The case has nothing to do with the Brown affair. Slater is defending an action for defamation on a different subject. The judge's ruling is important for its general application to news and comment online, and possibly for the future regulation of mainstream media too.
Judge Blackie has decided the website does not come within the definition of a news medium in the Evidence Act 2006: "a medium for the dissemination to the public or a section of the public of news and observations on news".
He appears to regard a blog as a private and personal indulgence. He quotes a passage in the Law Commission's 2011 report on media regulation that said, "blog sites are not democratic forums", they were "often highly partisan" and "can be highly offensive and personally abusive".
But none of those characteristics preclude the material being true and of interest to the public or a section of the public.

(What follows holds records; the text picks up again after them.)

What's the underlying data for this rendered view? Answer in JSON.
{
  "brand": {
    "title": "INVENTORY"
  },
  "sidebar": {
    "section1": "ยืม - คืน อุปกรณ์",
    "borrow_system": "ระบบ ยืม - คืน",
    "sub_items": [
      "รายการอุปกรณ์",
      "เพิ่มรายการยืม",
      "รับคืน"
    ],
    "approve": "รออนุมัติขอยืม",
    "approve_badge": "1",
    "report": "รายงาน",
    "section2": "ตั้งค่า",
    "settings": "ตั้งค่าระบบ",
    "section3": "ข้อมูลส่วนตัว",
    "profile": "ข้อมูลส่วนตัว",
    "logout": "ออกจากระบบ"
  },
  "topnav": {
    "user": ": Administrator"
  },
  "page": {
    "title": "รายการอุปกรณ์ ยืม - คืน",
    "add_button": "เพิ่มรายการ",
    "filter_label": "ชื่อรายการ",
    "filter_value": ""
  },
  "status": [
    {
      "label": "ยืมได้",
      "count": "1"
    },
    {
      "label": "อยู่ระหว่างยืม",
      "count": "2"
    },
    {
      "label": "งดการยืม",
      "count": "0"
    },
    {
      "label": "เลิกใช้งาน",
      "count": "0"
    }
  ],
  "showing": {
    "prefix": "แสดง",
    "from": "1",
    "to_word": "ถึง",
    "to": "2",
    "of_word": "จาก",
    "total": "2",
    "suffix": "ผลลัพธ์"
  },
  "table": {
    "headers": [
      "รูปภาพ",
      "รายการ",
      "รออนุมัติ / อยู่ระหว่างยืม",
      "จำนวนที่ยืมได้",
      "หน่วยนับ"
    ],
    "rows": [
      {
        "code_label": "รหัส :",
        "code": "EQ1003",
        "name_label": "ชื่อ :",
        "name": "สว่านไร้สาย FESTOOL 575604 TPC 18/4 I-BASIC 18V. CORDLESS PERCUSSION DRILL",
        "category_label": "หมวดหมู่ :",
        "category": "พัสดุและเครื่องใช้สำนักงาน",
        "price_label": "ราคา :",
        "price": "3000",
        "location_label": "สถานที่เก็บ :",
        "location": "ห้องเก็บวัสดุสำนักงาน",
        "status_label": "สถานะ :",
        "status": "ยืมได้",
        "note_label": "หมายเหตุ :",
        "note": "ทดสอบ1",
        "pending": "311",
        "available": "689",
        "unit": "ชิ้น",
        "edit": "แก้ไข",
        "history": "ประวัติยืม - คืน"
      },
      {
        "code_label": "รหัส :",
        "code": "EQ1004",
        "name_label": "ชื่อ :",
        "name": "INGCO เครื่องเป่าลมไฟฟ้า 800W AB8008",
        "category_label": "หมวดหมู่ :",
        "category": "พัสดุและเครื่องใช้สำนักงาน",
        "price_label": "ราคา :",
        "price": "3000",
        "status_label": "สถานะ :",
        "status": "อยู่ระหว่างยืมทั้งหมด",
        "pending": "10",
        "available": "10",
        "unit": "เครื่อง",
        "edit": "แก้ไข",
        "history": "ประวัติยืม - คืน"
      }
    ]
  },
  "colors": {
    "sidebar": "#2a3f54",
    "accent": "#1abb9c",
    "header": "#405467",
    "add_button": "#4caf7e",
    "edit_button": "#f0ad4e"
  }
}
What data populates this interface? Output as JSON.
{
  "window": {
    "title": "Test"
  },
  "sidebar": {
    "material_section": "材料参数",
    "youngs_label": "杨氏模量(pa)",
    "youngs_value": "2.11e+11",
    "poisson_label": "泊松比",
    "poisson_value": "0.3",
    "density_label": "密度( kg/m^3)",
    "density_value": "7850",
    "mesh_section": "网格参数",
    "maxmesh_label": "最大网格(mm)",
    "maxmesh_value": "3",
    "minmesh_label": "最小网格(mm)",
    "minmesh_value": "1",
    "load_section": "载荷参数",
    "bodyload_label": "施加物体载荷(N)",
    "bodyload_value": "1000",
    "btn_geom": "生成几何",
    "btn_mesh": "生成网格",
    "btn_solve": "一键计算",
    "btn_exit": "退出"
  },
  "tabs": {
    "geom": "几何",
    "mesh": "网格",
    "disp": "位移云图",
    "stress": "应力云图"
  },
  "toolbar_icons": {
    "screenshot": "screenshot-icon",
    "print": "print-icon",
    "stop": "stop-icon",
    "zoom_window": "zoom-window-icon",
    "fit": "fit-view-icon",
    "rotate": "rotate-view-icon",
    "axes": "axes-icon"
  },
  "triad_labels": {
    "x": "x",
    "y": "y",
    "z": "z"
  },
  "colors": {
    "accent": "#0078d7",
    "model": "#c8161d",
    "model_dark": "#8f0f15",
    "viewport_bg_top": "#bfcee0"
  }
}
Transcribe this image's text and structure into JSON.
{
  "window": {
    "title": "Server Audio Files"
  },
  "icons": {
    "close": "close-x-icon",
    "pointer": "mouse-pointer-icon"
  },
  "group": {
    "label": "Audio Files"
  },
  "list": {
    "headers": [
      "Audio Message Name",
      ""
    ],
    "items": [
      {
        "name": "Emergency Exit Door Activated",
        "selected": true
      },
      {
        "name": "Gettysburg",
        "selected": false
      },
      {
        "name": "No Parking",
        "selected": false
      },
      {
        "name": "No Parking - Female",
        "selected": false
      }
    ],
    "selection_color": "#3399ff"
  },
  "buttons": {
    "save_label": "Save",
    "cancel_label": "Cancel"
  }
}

The Law Commission's definition of news media for the purposes of legal recognition had four elements: the publication of news, information and opinion of current value; its dissemination to a public audience; publication must be regular; and the publisher must be accountable to a code of ethics and a complaint process.
Some blogs meet all those criteria except the last. Only those associated with newspapers and broadcasters are subject to a complaint adjudication process. The Law Commission's report, The News Media Meets "New Media", proposed a single complaints body recognised in law in the hope that blog sites would submit to it for the few privileges the courts and Parliament bestow.
One of those privileges, sought by Slater now, is the right not to divulge the names of informants. It is not an absolute right and should not be. If it were a matter of life or death, or a real threat to public danger, press freedom should give way; indeed, the press could justifiably take the initiative in those extreme circumstances. But when it is not a matter of life or death, free speech is paramount. And real freedom to speak through the news media sometimes requires protection from identification.
The courts ought not restrict that protection to media which subscribe to a code of ethics or a complaint process. There are obvious benefits in credibility for those who subscribe - and the Evidence Act's limited protection is welcome. But being subject to outside oversight is not the defining characteristic of news media. Regular publication of news and views of general interest can be regarded as a medium deserving the rights and protections - and legal obligations - of all media.
The right that Slater seeks is not particularly generous, or final. If a case goes to the High Court, news media may be forced to betray a confidential source to the judge, who will decide whether confidentiality overrides other considerations in the case. Other jurisdictions give media freedom higher protection. A blogger might not have the means to challenge this ruling in a higher court but it should not stand. News comes in many and varied forms and the courts should recognise it when they see it.